Empty Voting

Lending shares is a big business.  Ask any large pension fund, and they will tell you that they lend shares because their funds benefit financially from the fees received.  Lending shares has real consequences when it is coupled with other factors in the changing corporate electoral system.  Under our system, when someone invests in a company by buying a share of stock, the investor can protect his or her (or its) interest by voting on a limited number of matters – most prominently the election of directors who will govern the company.  When the marriage of economic ownership and electoral franchise is broken, there are unintended consequences that should be fixed.  Let’s look at two examples of broken links between ownership and vote – the broker vote and loaned shares.

First, consider that majority voting is a trend that is increasing.  Under the system that most majority vote companies have adopted, if a director does not receive a majority of votes cast, he or she must, under company bylaws, tender his or her resignation.

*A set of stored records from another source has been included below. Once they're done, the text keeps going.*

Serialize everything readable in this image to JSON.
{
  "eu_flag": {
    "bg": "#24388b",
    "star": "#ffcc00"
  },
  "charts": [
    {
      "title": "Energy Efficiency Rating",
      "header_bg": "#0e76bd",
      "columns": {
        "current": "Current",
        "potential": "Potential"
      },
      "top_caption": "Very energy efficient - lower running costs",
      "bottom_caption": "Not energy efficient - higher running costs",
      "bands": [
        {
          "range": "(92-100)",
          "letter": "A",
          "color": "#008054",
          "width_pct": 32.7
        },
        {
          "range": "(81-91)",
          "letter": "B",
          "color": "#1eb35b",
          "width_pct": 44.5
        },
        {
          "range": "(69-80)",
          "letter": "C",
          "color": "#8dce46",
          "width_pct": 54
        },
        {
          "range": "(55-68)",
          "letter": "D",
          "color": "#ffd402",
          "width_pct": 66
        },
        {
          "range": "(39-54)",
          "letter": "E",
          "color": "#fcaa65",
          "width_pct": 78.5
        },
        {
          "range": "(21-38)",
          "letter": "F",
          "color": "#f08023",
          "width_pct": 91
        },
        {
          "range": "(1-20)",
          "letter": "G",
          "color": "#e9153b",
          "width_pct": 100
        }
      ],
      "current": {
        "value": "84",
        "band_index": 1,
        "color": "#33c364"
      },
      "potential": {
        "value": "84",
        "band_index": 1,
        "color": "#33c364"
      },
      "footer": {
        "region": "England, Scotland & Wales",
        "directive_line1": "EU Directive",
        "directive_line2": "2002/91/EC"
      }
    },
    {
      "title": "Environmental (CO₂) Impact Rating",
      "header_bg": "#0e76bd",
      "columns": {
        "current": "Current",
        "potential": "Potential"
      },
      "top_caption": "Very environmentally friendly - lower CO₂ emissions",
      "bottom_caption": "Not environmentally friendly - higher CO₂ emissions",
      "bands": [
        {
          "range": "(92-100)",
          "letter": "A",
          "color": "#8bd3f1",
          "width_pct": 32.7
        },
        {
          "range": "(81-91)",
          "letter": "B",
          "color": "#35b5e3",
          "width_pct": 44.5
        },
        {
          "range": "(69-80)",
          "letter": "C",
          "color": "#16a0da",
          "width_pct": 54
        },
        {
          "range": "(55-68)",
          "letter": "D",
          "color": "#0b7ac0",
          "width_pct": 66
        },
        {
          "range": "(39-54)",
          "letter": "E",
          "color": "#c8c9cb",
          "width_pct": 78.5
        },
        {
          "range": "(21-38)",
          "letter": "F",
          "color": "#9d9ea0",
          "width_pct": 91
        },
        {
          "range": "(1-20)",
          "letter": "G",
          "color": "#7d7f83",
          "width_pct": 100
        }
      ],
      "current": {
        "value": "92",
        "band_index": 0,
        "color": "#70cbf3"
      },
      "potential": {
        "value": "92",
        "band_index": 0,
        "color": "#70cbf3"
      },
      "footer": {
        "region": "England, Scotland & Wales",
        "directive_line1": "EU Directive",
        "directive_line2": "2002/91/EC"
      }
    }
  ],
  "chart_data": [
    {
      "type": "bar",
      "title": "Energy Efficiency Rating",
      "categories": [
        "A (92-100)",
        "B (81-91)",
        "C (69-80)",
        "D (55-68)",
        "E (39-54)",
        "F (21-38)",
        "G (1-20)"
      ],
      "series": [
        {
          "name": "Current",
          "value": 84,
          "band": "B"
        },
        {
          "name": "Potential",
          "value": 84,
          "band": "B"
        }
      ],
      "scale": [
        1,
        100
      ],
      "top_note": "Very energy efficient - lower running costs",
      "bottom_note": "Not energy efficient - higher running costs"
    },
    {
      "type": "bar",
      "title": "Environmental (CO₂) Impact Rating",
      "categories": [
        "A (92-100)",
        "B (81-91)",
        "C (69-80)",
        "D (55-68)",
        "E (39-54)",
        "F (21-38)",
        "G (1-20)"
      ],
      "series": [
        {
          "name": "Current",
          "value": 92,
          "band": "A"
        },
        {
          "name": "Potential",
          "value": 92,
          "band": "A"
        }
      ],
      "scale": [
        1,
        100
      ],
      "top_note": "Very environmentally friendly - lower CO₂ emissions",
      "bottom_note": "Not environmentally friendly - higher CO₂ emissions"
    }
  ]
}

Second, consider that because the NYSE has deemed director elections “non-routine,” brokers cannot vote stock held in street name for which they did not receive voting instructions from the beneficial owners.  Typically, those shares were voted for management and represented 10-15% of the vote.  By eliminating this “broker vote,” shares for which the brokers have not received voting instructions go unvoted.

Eliminating the broker vote makes sense.  Effectively the broker vote involved gratuitous votes – typically for management – that had no relationship to the real wishes of the beneficial shareholders.  In other words, they represented a separation of economic ownership from the vote of the real economic owners.

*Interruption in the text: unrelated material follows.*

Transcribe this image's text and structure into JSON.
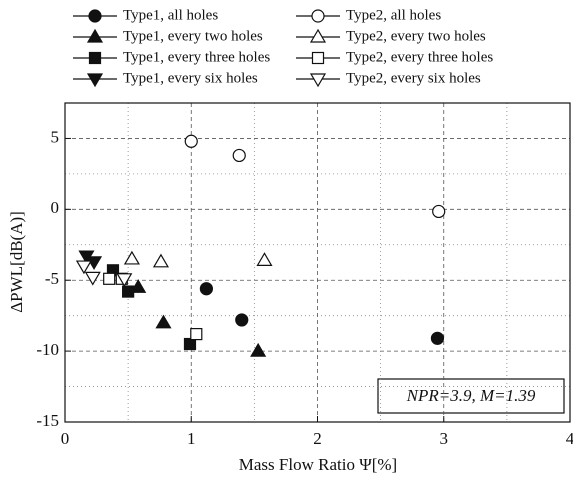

The same rationale should apply in the case of borrowed shares.  While there may be sound economic reasons for borrowing shares, permitting these shares to be voted by the borrowers divorces ownership from electoral franchise.  The borrowers of shares, just as the brokers who voted shares for which they did not have owner instructions, are voting without regard to the wishes or interests of the economic owners of the shares.

Corporate electoral reform requires a comprehensive look at election practices.  Just as the broker vote rightfully should not be voted by those who have no economic interest in the company, borrowed shares should not be voted for the same reason.  Let the share lenders recall and vote their shares, or let them go unvoted.